Genetic Overlap Between Attention-Deficit/Hyperactivity Disorder and Bipolar Disorder: Evidence From Genome-wide Association Study Meta-analysis

Abstract

Background: Attention-deficit/hyperactivity disorder (ADHD) and bipolar disorder (BPD) are frequently co-occurring and highly heritable mental health conditions. We hypothesized that BPD cases with an early age of onset (≤21 years old) would be particularly likely to show genetic covariation with ADHD.

Methods: Genome-wide association study data were available for 4609 individuals with ADHD, 9650 individuals with BPD (5167 thereof with early-onset BPD), and 21,363 typically developing controls. We conducted a cross-disorder genome-wide association study meta-analysis to identify whether the observed comorbidity between ADHD and BPD could be due to shared genetic risks.

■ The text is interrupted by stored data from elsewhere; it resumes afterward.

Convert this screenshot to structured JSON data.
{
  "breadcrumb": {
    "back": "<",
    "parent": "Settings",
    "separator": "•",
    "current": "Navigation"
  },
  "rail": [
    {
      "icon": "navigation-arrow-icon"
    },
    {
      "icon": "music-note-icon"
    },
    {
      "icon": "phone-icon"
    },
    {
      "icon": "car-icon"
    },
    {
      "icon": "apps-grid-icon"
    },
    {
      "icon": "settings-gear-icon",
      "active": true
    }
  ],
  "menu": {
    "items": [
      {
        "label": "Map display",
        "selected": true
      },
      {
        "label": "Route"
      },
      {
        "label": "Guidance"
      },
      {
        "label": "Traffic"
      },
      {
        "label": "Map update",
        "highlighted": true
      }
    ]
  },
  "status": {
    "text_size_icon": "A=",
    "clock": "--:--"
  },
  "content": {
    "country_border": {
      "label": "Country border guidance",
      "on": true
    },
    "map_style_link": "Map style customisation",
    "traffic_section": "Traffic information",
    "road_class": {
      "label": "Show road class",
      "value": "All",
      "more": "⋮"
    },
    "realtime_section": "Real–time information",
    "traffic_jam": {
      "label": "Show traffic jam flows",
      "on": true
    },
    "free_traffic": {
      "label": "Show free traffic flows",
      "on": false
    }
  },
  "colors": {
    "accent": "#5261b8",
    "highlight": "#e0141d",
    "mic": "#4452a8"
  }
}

Results: We found a significant single nucleotide polymorphism-based genetic correlation between ADHD and BPD in the full and age-restricted samples (r_Gfull = .64, p = 3.13 × 10^-14; r_Grestricted = .71, p = 4.09 × 10^-16). The meta-analysis between the full BPD sample identified two genome-wide significant (p_rs7089973 = 2.47 × 10^-8; p_rs11756438 = 4.36 × 10^-8) regions located on chromosomes 6 (CEP85L) and 10 (TAF9BP2). Restricting the analyses to BPD cases with an early onset yielded one genome-wide significant association (p_rs58502974 = 2.11 × 10^-8) on chromosome 5 in the ADCY2 gene. Additional nominally significant regions identified contained known expression quantitative trait loci with putative functional consequences for NT5DC1, NT5DC2, and CACNB3 expression, whereas functional predictions implicated ABLIM1 as an allele-specific expressed gene in neuronal tissue.

Conclusions: The single nucleotide polymorphism-based genetic correlation between ADHD and BPD is substantial, significant, and consistent with the existence of genetic overlap between ADHD and BPD, with potential differential genetic mechanisms involved in early and later BPD onset.

Keywords: Attention-deficit/hyperactivity disorder; GWAS; bipolar disorder; cross-disorder meta-analysis; genetic correlation; genetic overlap.

Figure 1.

Manhattan plot of the primary (a) and restricted (b) cross-disorder meta-analyses. Only SNPs with p values ≤ 0.05 are shown; Horizontal lines show threshold for genome-wide significance (p<5×10⁻⁸ in red) and suggestive association (p<1×10⁻⁶ in blue).

Figure 2A.

Regional plot for genome-wide significant locus on chromosome 10 for the primary meta-analysis.

Figure 2B.

Regional plot for genome-wide significant locus on chromosome 6 for the primary meta-analysis.

Figure 2C.

Regional plot for genome-wide significant locus on chromosome 5 for the restricted meta-analysis. Results are shown as –log(p-value) for genotyped and imputed SNPs. The SNP showing strongest association is shown in the purple circle. The color of the remaining markers reflects r2 of the strongest associated SNP. The recombination rate is plotted in blue.